De rechtbank denkt daar anders over.
De enige manier om aandacht te vragen voor deze structurele dierenmishandeling tegenwoordig is het maken van – soms schokkende – beeldopnames teneinde de verantwoordelijke autoriteiten zover te krijgen eindelijk in actie te komen. Dat kan vaak alleen via ‘undercover-operaties’ en in dat verband is het welhaast onontkoombaar zelf in zekere mate deel te nemen aan de bewuste handelingen. Verzoeker heeft dat gedaan, maar is er zelf ook van geschrokken achteraf. Bij vervolging is het bepaald niet denkbeeldig dat verzoeker met succes een beroep zou kunnen doen op de rechtvaardigingsgrond noodtoestand, die overmacht kan opleveren als verdachte bij een conflict van maatschappelijke plichten de gerechtvaardigde keuze maakt de wet te overtreden om een ander, zwaarwegend belang te dienen. In zekere heeft verzoeker het onderzoek gedaan dat de controlerende overheidsinstellingen voortdurend laten liggen (of niet aan toe komen door structurele onderbezetting).
Ter zitting heeft de advocaat de opdracht voor rechtsbijstand getoond aan de rechtbank. De rechtbank stelt vast dat een lager tarief dan gebruikelijk is gehandhaafd en dat, blijkens de factuur, urenstaat en de stukken, slechts voor een beperkt deel van de gemaakte kosten om vergoeding wordt verzocht.
Gelet op het vorenstaande acht de rechtbank die gronden voor toewijzing aanwezig voor het geheel van het verzochte bedrag.
De rechtbank zal het gebruikelijke bedrag van € 680,- toekennen voor de kosten van indiening en behandeling van dit verzoek.

Beslissing

De rechtbank kent aan verzoeker ten laste van de Staat een vergoeding toe van € 2.181,48,-
Deze beslissing is gegeven door
mr. F.J.H. Hovens, rechter,
in tegenwoordigheid van mr. B. Doedens, griffier,
en in het openbaar uitgesproken op 4 september 2024.
Tegen de beslissing van deze rechtbank staat voor de officier van justitie binnen veertien dagen daarna en voor de gewezen verdachte of zijn erfgenamen binnen een maand na de betekening hoger beroep open bij het gerechtshof.

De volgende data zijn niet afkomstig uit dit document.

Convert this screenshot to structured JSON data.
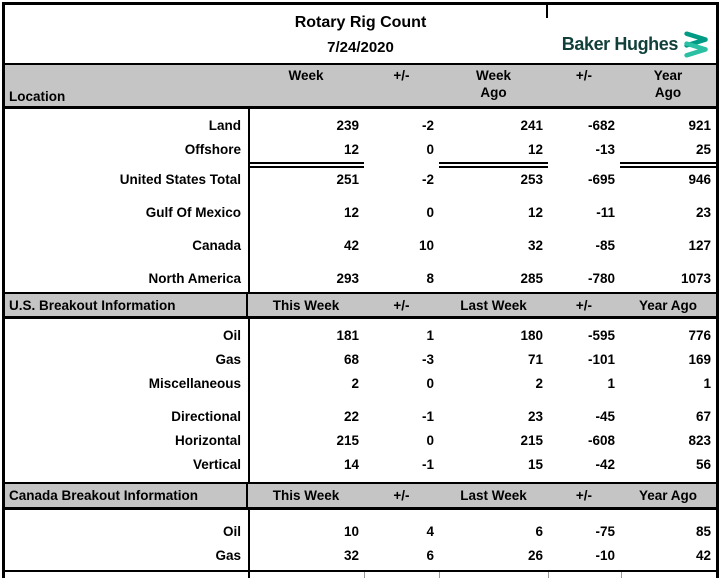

BEVELSCHRIFT VAN TENUITVOERLEGGING

De rechter beveelt de tenuitvoerlegging van vorenstaande beslissing als de zaak onherroepelijk is en de betaling ten laste van ’s Rijks kas door de griffier van deze rechtbank van een bedrag van:
€ 2.181,48,- (zegge: tweeduizend honderdeenentachtig euro en achtenveertig eurocent),
ten gunste van verzoeker,
ten name van [stichting 2] ,
door overmaking van voornoemd bedrag op rekeningnummer [rekeningnummer] ,
onder vermelding van ‘ [verzoeker] ’.